Zeemoney (Barbados) Limited, the Caribbean subsidiary of Ghanaian fintech company Zeepay, is winding down its operations on the island — a quiet collapse of what was once pitched as a transformative bridge between Africa and the diaspora.
The company, which operated four locations across Barbados, announced on its website that it had applied to the Central Bank of Barbados for approval to voluntarily wind up operations, pledging to work with regulators to ensure the process was orderly and that customers could access their funds.
A Licence Suspended
The Central Bank first moved against Zeemoney on May 5, suspending its licence through June 4 following a supervisory review that raised concerns about the institution’s financial condition, governance, operational continuity, and regulatory compliance.
During the suspension period, Zeemoney was barred from conducting any money or value transmission business. At the end of the suspension, the company was required to correct the identified deficiencies. It reportedly did not.
The central bank had been pointed in its language. Its enforcement order cited “subsequent developments that have materially deepened the bank’s concerns” — regulatory language that signals more than a paperwork problem.
How Zeemoney Got to Barbados
Zeemoney’s bet in Barbados was a deliberate strategic bet by Zeepay’s founder, Andrew Takyi-Appiah, on the Caribbean remittance corridor.
When Zeepay received approval from the Central Bank of Barbados to establish Zeemoney as its Caribbean headquarters, the company projected that its operations on the island would create around 10,000 jobs and energize the local fintech ecosystem.

Takyi-Appiah framed Barbados as a gateway — a base from which Zeepay could serve African diaspora communities across the Caribbean and facilitate remittances flowing back to the continent.
Zeemoney offered a broad suite of services: international remittances, mobile money and digital transfers, wallet and payment services, and transfer termination into bank accounts, debit cards, and mobile wallets.

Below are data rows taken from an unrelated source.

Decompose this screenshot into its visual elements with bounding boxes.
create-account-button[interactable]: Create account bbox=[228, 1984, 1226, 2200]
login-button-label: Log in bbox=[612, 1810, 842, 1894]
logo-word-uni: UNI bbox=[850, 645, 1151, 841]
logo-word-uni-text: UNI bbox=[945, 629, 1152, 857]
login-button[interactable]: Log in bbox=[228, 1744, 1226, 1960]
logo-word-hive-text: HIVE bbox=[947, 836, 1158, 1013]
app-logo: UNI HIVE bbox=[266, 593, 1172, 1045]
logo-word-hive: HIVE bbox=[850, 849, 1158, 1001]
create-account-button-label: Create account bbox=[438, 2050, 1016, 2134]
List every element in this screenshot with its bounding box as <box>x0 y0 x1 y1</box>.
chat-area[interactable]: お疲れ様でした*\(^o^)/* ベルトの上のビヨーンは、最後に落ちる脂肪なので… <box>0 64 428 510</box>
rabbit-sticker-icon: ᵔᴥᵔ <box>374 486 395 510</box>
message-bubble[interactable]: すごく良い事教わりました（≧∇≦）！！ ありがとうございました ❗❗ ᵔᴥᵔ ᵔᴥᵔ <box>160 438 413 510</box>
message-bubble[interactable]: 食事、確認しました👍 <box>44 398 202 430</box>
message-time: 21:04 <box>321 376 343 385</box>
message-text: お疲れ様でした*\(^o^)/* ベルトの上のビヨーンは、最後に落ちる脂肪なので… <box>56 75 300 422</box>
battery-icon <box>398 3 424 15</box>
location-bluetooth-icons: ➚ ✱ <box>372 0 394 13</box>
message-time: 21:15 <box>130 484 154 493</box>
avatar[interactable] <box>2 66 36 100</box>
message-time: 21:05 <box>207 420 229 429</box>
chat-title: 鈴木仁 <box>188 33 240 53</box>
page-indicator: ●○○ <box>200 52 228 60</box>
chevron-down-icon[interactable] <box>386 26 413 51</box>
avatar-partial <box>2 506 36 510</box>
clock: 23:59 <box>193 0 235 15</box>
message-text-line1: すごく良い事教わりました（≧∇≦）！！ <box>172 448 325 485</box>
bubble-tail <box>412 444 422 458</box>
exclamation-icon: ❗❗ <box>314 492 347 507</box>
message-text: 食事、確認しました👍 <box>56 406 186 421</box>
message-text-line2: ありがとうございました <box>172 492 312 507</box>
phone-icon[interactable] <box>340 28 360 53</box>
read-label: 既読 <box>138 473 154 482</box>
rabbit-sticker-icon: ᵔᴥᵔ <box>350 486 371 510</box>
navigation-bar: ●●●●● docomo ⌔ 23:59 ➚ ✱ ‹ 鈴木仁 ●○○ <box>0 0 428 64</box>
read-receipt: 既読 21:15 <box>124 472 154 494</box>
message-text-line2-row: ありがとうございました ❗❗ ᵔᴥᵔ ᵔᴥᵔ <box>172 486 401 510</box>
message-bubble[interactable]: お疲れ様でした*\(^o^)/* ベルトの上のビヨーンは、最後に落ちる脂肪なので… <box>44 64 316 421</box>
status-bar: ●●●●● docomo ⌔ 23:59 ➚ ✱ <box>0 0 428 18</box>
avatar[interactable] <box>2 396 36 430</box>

Zeepay processed over 10 million transactions worth more than $3 billion in 2023 alone, building one of Africa’s most extensive remittance networks, connecting money transfer operators to mobile wallets across more than 20 countries. The Caribbean was meant to be the next chapter.
The Gap Between Vision and Execution
The Barbados closure exposes a recurring tension in African fintech’s expansion playbook: the gap between the scale of ambition and the operational depth required to sustain it in unfamiliar regulatory environments.
Zeemoney’s four branches — headquartered at the Dome Mall in Warrens with locations in Speightstown, Hastings and the Sheraton Mall Annex — served both Barbadians and foreign nationals sending money across borders.
For customers who relied on those branches, the shutdown leaves an immediate practical problem: how to recover funds held in Zeemoney wallets and accounts while the wind-down process plays out.
The company said it would inform customers “in due course” about how to access their money. That vague timeline is unlikely to reassure those caught in the middle.
What It Means for Zeepay
Back in Ghana, Zeepay’s core business remains active. The company raised $18 million in debt financing in 2025 to power further expansion, and continues to operate across Ghana, Zambia, Ivory Coast, Sierra Leone, and the Gambia, among other markets.
But the Barbados exit is a reputational dent. Zeepay built its brand on being a reliable last-mile payments infrastructure for underserved populations. A regulator-forced closure — driven by governance and financial concerns, not market conditions — raises questions about how the company manages oversight as it scales across jurisdictions with varying regulatory expectations.